Europe - Arménie. Regain du terrorisme arménien en Europe

Le 14 à Bruxelles, un diplomate turc est tué de deux balles dans la tête. L'attentat est revendiqué par l'Armée révolutionnaire arménienne (A.R.A.), organisation inconnue jusqu'à ce jour.

Le 15, une bombe explose devant le comptoir de la compagnie Turkish Airlines à Orly. Le bilan est lourd : huit morts et une cinquantaine de blessés. L'Armée secrète arménienne pour la libération de l'Arménie (A.S.A.L.A.) revendique « l'entière responsabilité » de cet attentat.

Le 16, François Mitterrand se rend au chevet des blessés et dénonce « la violence aveugle et folle ».
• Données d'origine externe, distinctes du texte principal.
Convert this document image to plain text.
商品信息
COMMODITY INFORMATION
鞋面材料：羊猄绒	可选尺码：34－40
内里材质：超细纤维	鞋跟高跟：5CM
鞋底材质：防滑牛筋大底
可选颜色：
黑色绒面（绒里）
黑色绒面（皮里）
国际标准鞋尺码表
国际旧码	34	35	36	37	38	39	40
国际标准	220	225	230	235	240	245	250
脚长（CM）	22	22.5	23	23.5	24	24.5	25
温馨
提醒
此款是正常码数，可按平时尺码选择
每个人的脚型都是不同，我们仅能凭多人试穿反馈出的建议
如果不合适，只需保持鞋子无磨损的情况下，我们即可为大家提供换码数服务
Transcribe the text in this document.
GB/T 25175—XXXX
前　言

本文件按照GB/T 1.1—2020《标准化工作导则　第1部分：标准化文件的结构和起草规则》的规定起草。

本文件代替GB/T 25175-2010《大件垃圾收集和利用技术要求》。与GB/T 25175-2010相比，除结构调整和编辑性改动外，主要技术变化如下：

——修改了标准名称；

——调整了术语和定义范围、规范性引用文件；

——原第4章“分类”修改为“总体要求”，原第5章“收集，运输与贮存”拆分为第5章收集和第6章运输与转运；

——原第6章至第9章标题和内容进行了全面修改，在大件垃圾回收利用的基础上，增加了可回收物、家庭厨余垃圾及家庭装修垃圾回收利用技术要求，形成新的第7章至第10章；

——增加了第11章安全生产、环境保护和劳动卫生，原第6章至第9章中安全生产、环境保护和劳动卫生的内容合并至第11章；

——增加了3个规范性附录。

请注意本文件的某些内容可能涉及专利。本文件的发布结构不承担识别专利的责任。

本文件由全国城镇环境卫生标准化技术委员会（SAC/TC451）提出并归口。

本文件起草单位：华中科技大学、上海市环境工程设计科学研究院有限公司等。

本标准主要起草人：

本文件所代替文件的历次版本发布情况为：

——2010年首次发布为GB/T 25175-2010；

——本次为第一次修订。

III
Le 18, des documents et un stock d'armes et d'explosifs sont découverts, et cinquante-six personnes sont interpellées à Paris dans les milieux arméniens. Parmi ces personnes, Varadjian Garabidjian, un Arménien de nationalité syrienne, qui serait l'un des responsables de la branche militaire de l'A.S.A.L.A. en France, reconnaît, le 20, être l'auteur de l'attentat d'Orly. Il reviendra sur ses aveux le 28. Avec lui dix autres personnes sont inculpées le 20 et placées sous mandat de dépôt tandis que dix étrangers – turcs ou iraniens – d'origine arménienne sont, le 26, assignés à résidence dans le sud de la France et menacés d'expulsion.
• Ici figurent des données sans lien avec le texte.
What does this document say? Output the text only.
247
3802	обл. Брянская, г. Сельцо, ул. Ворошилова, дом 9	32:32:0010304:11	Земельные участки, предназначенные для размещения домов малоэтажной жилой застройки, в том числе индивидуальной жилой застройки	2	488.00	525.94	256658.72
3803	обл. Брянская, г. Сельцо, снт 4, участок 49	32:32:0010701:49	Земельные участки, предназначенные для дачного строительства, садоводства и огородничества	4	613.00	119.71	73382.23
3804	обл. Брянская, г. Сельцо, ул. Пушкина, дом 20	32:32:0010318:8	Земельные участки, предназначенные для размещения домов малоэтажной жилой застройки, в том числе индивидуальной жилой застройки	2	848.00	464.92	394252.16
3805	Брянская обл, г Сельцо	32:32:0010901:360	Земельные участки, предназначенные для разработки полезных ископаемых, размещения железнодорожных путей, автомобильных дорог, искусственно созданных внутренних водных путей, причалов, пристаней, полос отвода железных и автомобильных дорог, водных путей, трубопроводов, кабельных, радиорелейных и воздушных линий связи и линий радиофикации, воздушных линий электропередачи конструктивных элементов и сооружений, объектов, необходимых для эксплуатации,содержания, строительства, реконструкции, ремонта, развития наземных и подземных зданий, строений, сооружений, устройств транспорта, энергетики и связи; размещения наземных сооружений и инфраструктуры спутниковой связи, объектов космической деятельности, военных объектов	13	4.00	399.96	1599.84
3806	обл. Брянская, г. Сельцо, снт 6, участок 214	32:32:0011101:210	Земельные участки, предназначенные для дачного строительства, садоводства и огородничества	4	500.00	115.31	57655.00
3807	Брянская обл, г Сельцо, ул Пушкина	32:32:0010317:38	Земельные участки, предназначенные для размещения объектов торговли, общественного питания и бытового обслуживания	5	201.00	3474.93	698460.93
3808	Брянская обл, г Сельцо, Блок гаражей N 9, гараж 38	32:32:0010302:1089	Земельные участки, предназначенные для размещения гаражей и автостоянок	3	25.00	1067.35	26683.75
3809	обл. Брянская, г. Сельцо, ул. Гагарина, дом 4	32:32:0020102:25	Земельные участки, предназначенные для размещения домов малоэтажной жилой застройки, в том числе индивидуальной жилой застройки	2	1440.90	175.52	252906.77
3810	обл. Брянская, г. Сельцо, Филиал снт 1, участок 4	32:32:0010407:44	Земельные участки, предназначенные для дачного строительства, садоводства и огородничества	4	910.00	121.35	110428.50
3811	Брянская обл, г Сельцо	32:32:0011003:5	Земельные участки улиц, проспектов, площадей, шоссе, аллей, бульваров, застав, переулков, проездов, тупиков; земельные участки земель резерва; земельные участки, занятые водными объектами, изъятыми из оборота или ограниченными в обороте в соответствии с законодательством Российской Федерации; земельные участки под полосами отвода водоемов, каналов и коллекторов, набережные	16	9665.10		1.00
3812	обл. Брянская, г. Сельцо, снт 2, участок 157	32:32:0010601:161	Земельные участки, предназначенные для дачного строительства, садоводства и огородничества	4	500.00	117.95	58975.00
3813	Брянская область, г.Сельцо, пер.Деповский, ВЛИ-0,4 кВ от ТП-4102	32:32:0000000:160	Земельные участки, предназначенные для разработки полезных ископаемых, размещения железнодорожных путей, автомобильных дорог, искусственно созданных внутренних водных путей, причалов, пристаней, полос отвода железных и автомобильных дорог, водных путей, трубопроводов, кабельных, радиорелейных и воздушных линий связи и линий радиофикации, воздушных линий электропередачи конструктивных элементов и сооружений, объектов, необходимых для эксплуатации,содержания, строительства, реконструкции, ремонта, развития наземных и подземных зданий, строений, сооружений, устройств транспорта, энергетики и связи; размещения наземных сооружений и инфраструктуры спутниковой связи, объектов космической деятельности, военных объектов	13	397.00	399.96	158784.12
Le 27, dans la matinée, un commando de cinq terroristes se réclamant de l'A.R.A. pénètre dans l'ambassade de Turquie à Lisbonne. Un premier terroriste ainsi qu'un policier portugais sont tués au cours de l'opération. Puis une violente explosion se produit à l'intérieur des locaux occupés par les Arméniens. Les quatre autres membres du commando sont tués ainsi que l'épouse du chargé d'affaires turc.